Полифем, сидящий во мне, потирает руки: вот и посмотрим, как он станет выбираться, цепляясь за овечье брюхо.
Два портрета, отмененные настоящим временем, смотрят на меня со стены: при чем здесь народный правнук ?
Вот именно. Я киваю, потому что на этот раз я согласна с ними: никаких правнуков. Просто мальчик. Мне кажется, я вижу его лицо. Осмысленное, не имеющее ничего общего с
тем , которое впечаталось в мою память. С этим мальчиком у нас одинаковые мозги.
– Все, хватит, – она поднимается решительно. – Я отказываюсь тебя понимать.
– Знаешь… – мне трудно на это решиться, но у меня нет другого выхода. – А вдруг… – я говорю шепотом, – еще получится? Соединить…
– Что? И главное, с чем?
– Прошлое. С будущим, – я шепчу беззвучно. Но Яна все-таки слышит.
– Ага, – кивает. – И что характерно, именно у тебя. Да ты просто бредишь, выдумываешь всякие глупости. Все давным-давно сложилось. Этого нельзя изменить. Ну, положим: ты задашь ему уйму вопросов, на которые он ответит правильно. И – что? Дело не в ответах. Беда в том, что это – демонстрационный вариант . Не имеющий отношения к реальной жизни… – она отступает тихими шагами, уходит в темную кулису.
Старуха, мое будущее отражение, смотрит на меня из зеркала – уродина с огромным животом. Ее кожа изрыта глубокими морщинами. С биологической точки зрения, беременная старуха – тупик. С художественной – тоже: за пределы большого искусства ее вытеснили еще в классическую эпоху.
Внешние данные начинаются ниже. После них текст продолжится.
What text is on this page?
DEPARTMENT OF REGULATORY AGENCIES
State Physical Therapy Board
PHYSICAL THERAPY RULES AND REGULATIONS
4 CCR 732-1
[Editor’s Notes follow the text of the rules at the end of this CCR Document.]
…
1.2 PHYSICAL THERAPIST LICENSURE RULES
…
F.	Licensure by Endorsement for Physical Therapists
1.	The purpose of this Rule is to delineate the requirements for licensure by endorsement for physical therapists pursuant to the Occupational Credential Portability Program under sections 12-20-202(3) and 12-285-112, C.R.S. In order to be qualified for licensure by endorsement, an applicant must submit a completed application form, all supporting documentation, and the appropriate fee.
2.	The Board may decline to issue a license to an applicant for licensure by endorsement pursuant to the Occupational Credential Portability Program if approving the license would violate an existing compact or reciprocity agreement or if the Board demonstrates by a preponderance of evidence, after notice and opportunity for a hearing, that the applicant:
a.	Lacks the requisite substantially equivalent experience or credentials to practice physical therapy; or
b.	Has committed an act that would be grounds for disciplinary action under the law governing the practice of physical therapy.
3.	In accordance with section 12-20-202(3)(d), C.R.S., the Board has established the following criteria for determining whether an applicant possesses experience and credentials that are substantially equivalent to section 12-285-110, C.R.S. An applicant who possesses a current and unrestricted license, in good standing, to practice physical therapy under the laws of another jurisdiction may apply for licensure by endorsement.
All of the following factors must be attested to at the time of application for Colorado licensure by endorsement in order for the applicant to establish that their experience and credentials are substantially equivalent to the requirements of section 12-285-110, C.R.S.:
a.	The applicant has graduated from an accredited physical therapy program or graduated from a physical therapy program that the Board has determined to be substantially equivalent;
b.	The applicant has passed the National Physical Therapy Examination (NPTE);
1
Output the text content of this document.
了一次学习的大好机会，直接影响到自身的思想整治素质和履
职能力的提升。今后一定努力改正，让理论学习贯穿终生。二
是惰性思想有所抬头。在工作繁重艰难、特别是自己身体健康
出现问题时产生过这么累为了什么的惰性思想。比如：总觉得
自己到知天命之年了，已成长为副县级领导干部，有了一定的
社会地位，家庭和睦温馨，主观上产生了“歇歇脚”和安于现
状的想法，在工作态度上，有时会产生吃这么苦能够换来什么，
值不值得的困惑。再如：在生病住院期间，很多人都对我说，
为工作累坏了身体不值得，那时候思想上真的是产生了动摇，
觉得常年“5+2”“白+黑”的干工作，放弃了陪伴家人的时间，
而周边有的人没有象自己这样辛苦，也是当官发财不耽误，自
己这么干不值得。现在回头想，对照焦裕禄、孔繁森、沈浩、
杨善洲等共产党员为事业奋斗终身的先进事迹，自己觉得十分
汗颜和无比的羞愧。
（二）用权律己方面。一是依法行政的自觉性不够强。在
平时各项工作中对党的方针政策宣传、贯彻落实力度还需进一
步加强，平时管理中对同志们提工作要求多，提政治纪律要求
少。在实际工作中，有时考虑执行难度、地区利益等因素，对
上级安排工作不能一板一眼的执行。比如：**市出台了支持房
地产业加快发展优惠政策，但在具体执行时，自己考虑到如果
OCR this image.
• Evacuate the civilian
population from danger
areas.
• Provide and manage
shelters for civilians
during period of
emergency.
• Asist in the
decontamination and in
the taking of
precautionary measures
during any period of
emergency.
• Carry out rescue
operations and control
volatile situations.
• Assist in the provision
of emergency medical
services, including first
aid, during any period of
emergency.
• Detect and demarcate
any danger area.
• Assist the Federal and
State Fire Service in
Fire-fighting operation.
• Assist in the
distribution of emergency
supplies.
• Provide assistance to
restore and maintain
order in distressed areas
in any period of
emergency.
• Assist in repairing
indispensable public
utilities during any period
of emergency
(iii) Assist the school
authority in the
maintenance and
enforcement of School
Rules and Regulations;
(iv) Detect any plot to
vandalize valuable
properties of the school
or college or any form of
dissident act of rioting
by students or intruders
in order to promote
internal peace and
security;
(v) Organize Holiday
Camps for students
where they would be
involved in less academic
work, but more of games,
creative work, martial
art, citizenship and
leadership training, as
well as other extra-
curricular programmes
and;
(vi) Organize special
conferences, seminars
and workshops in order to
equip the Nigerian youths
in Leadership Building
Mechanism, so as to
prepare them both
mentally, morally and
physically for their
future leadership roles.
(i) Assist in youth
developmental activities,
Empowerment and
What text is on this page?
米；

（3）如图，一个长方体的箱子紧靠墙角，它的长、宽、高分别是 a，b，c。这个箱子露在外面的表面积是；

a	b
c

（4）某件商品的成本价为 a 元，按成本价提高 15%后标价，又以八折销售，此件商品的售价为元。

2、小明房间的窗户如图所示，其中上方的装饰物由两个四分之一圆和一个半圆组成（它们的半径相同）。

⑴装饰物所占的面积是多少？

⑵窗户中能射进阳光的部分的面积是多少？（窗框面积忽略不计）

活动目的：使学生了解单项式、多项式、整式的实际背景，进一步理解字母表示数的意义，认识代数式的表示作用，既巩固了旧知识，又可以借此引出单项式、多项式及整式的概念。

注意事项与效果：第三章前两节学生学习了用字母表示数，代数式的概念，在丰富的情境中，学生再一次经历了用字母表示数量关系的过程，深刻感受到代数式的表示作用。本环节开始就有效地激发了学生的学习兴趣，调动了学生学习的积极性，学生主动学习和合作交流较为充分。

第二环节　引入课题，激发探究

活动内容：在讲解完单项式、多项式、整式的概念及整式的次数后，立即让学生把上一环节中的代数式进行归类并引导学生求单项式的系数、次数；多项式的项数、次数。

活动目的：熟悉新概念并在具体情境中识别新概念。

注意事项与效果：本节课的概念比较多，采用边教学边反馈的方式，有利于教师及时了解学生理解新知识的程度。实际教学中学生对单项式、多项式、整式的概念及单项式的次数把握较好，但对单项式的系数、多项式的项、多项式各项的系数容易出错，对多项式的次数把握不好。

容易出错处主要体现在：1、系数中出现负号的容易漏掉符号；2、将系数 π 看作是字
В комнате, в которой висят портреты, звонит мобильный телефон. Раньше я думала: просит милостыню. На самом деле – протягивает руку. Просто протягивает руку.
Пока мы живы, это возможно: сейчас я нажму на кнопку и услышу его голос…
«Татьяна Андреевна! Вы меня слышите?»
«Слышу».
«Значит… Вы согласны?»
В литературном мире, куда нам с ним предстоит вернуться, нет прямых ответов на прямые вопросы. Только ребусы и отгадки. Разговор обиняками. Наш вечный эзопов язык.
«Ваш отец вас убьет. Это-то вы понимаете?» – я засмеюсь. Негромко, едва слышно.
«Скорее, я его», – Иван засмеется в ответ.
В этом нет ничего особенного. На обочине, где мы готовимся расположиться, эти слова не имеют прямого смысла: ни убью , ни убьет . Их прагматические значения остались в прошлом, на том отрезке моей никчемной жизни, который я прошла по материнскому долгу, по своей женской природе: из пункта А в пункт В. Все отрезки кончились. Я заслужила право выйти на свободу. Для этого и выбралась, выскочила из межеумочной полосы.
Беременная старуха подмигивает хитрым глазом, взбалтывает остатки вина.
Мы стоим друг против друга: она – со стороны Европы, я – с обратной стороны. Между нами стеклянная стена. Другая, не та, которой мои родители отгораживались от мира. В сущности, это уже не стена. Старое зеркало. Если сцарапать амальгаму, оно станет прозрачным. Ход истории определяют не виннеры: куры и коросы остаются в своем отрезке времени. По их губам гуляют архаические улыбки. Чтобы губы ожили, надо забыть. Отступить на обочину. Скрыться в музейной витрине. Короче говоря, стать свободной от времени. Как это сделала она: хитрая терракотовая старуха, вечно беременная сыном…
– Татьяна Андреевна!
– Да, – я прижимаю ухо к трубке. – ДА.
– Татьяна Андреевна, это я, – в трубке голос Ивана. – На той неделе я не могу. Мы летим в Европу. С отцом, на футбольный чемпионат. Вернемся, позвоню…
– А… как же… ваша мама?
В трубке короткие гудки. С телефонной панельки на меня смотрит фотография дочери. Lusor. Игрок, сидящий во мне, опускает руки.